Australia’s housing market, led by Sydney, continues to fly high.
The figures at the start of last week went a long way toward explaining why.
Lending for housing in September was up by 17 per cent from a year before, putting an extra $3.65 billion a month into the housing market compared with September last year, figures from the Australian Bureau of Statistics showed.
But the money is only trickling through to new housing.
Housing Industry Association senior economist Shane Garrett said the figures "demonstrate how restrictive lending is one of the factors holding back activity".
Restricted supply means more upward pressure on prices. There is a significant group missing out, though.
The flurry of investor activity over the past few months has seemingly come at the expense of first home buyers, who the Real Estate Institute of Australia referred to as "an endangered species".
Still, the market is running hot even without the help of the newbies.
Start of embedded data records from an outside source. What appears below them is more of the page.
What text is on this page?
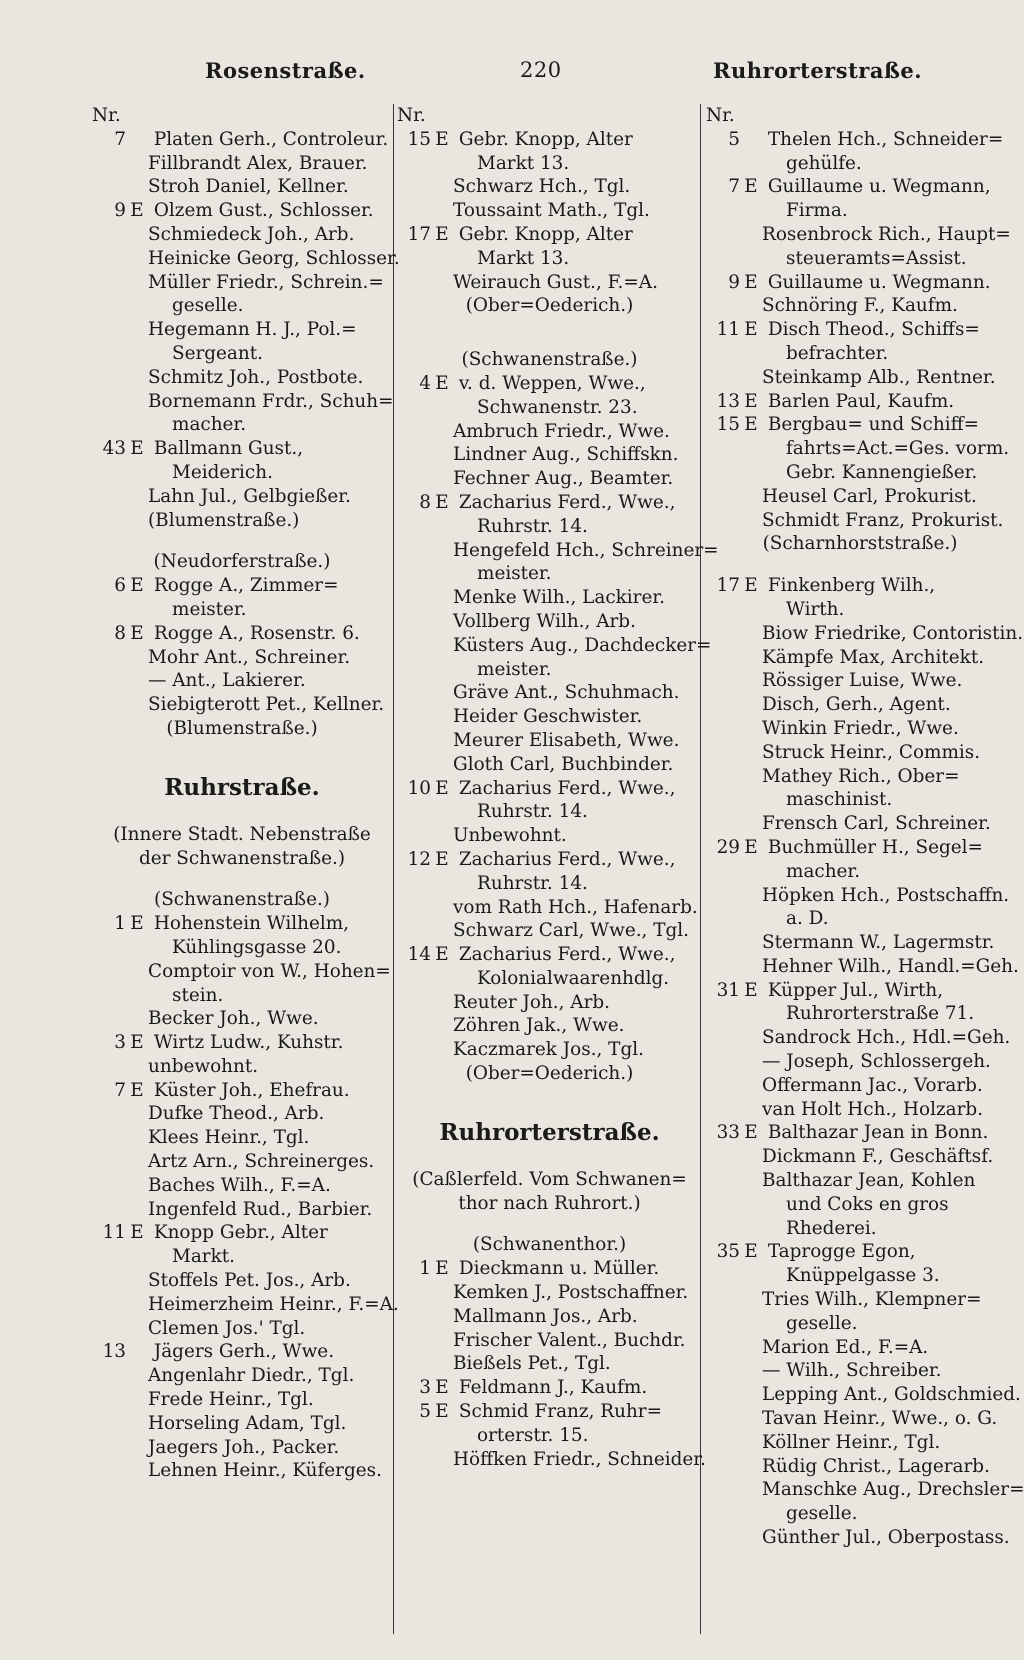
Rosenstraße.	220	Ruhrorterstraße.
Nr.
7 Platen Gerh., Controleur.
Fillbrandt Alex, Brauer.
Stroh Daniel, Kellner.
9 E Olzem Gust., Schlosser.
Schmiedeck Joh., Arb.
Heinicke Georg, Schlosser.
Müller Friedr., Schrein.=
geselle.
Hegemann H. J., Pol.=
Sergeant.
Schmitz Joh., Postbote.
Bornemann Frdr., Schuh=
macher.
43 E Ballmann Gust.,
Meiderich.
Lahn Jul., Gelbgießer.
(Blumenstraße.)
(Neudorferstraße.)
6 E Rogge A., Zimmer=
meister.
8 E Rogge A., Rosenstr. 6.
Mohr Ant., Schreiner.
— Ant., Lakierer.
Siebigterott Pet., Kellner.
(Blumenstraße.)
Ruhrstraße.
(Innere Stadt. Nebenstraße
der Schwanenstraße.)
(Schwanenstraße.)
1 E Hohenstein Wilhelm,
Kühlingsgasse 20.
Comptoir von W., Hohen=
stein.
Becker Joh., Wwe.
3 E Wirtz Ludw., Kuhstr.
unbewohnt.
7 E Küster Joh., Ehefrau.
Dufke Theod., Arb.
Klees Heinr., Tgl.
Artz Arn., Schreinerges.
Baches Wilh., F.=A.
Ingenfeld Rud., Barbier.
11 E Knopp Gebr., Alter
Markt.
Stoffels Pet. Jos., Arb.
Heimerzheim Heinr., F.=A.
Clemen Jos.' Tgl.
13 Jägers Gerh., Wwe.
Angenlahr Diedr., Tgl.
Frede Heinr., Tgl.
Horseling Adam, Tgl.
Jaegers Joh., Packer.
Lehnen Heinr., Küferges.
Nr.
15 E Gebr. Knopp, Alter
Markt 13.
Schwarz Hch., Tgl.
Toussaint Math., Tgl.
17 E Gebr. Knopp, Alter
Markt 13.
Weirauch Gust., F.=A.
(Ober=Oederich.)
(Schwanenstraße.)
4 E v. d. Weppen, Wwe.,
Schwanenstr. 23.
Ambruch Friedr., Wwe.
Lindner Aug., Schiffskn.
Fechner Aug., Beamter.
8 E Zacharius Ferd., Wwe.,
Ruhrstr. 14.
Hengefeld Hch., Schreiner=
meister.
Menke Wilh., Lackirer.
Vollberg Wilh., Arb.
Küsters Aug., Dachdecker=
meister.
Gräve Ant., Schuhmach.
Heider Geschwister.
Meurer Elisabeth, Wwe.
Gloth Carl, Buchbinder.
10 E Zacharius Ferd., Wwe.,
Ruhrstr. 14.
Unbewohnt.
12 E Zacharius Ferd., Wwe.,
Ruhrstr. 14.
vom Rath Hch., Hafenarb.
Schwarz Carl, Wwe., Tgl.
14 E Zacharius Ferd., Wwe.,
Kolonialwaarenhdlg.
Reuter Joh., Arb.
Zöhren Jak., Wwe.
Kaczmarek Jos., Tgl.
(Ober=Oederich.)
Ruhrorterstraße.
(Caßlerfeld. Vom Schwanen=
thor nach Ruhrort.)
(Schwanenthor.)
1 E Dieckmann u. Müller.
Kemken J., Postschaffner.
Mallmann Jos., Arb.
Frischer Valent., Buchdr.
Bießels Pet., Tgl.
3 E Feldmann J., Kaufm.
5 E Schmid Franz, Ruhr=
orterstr. 15.
Höffken Friedr., Schneider.
Nr.
5 Thelen Hch., Schneider=
gehülfe.
7 E Guillaume u. Wegmann,
Firma.
Rosenbrock Rich., Haupt=
steueramts=Assist.
9 E Guillaume u. Wegmann.
Schnöring F., Kaufm.
11 E Disch Theod., Schiffs=
befrachter.
Steinkamp Alb., Rentner.
13 E Barlen Paul, Kaufm.
15 E Bergbau= und Schiff=
fahrts=Act.=Ges. vorm.
Gebr. Kannengießer.
Heusel Carl, Prokurist.
Schmidt Franz, Prokurist.
(Scharnhorststraße.)
17 E Finkenberg Wilh.,
Wirth.
Biow Friedrike, Contoristin.
Kämpfe Max, Architekt.
Rössiger Luise, Wwe.
Disch, Gerh., Agent.
Winkin Friedr., Wwe.
Struck Heinr., Commis.
Mathey Rich., Ober=
maschinist.
Frensch Carl, Schreiner.
29 E Buchmüller H., Segel=
macher.
Höpken Hch., Postschaffn.
a. D.
Stermann W., Lagermstr.
Hehner Wilh., Handl.=Geh.
31 E Küpper Jul., Wirth,
Ruhrorterstraße 71.
Sandrock Hch., Hdl.=Geh.
— Joseph, Schlossergeh.
Offermann Jac., Vorarb.
van Holt Hch., Holzarb.
33 E Balthazar Jean in Bonn.
Dickmann F., Geschäftsf.
Balthazar Jean, Kohlen
und Coks en gros
Rhederei.
35 E Taprogge Egon,
Knüppelgasse 3.
Tries Wilh., Klempner=
geselle.
Marion Ed., F.=A.
— Wilh., Schreiber.
Lepping Ant., Goldschmied.
Tavan Heinr., Wwe., o. G.
Köllner Heinr., Tgl.
Rüdig Christ., Lagerarb.
Manschke Aug., Drechsler=
geselle.
Günther Jul., Oberpostass.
RP Data's weekly report on auctions estimated a clearance rate of a fraction under 70 per cent in the state and national capitals, in line with the previous week.
Melbourne was close to the national average but Sydney was at 78 per cent. Again, the average annual price rise came in at just over eight per cent, with Sydney at 12.5 per cent.
The national average rose another 0.3 per cent in the past week. While arguments about whether or not the market is in a bubble continue to rage, it's clear that prices are still heading upward.
If unchecked, prices will at some point either reach a level, or start rising at a pace that the Reserve Bank of Australia (RBA) finds uncomfortable.
When booms become bust, especially when the financial sector is entangled, economies suffer.
And the RBA has said repeatedly that it doesn't want to cause a bubble - an unjustified and unsustainable surge in prices.
Across the Tasman, the Reserve bank of New Zealand is using what's known as macroprudential policy to fine-tune the economy.
It's using rules normally used to keep the banks stable, in this case, by regulating the size of loans relative to the valuation of the property, the so-called loan-to-value ratio.
"Inflation still is benign, but the housing market pushed into dangerous territory earlier this year and the currency is higher than what would be desired from an external balance perspective," JP Morgan economist Ben Jarman said in a commentary.
"It is hoped that macroprudential policy can improve these trade-offs, with LVR restrictions on new mortgage lending having been introduced on October 1," he said.
It's early days yet, but there is some evidence that demand for home loan funds in NZ has weakened in response.
So far, the Reserve Bank of Australia has shown no enthusiasm for this idea, but it could change its mind if the "rebalancing" of the economy becomes unbalanced and the housing market continues to boom.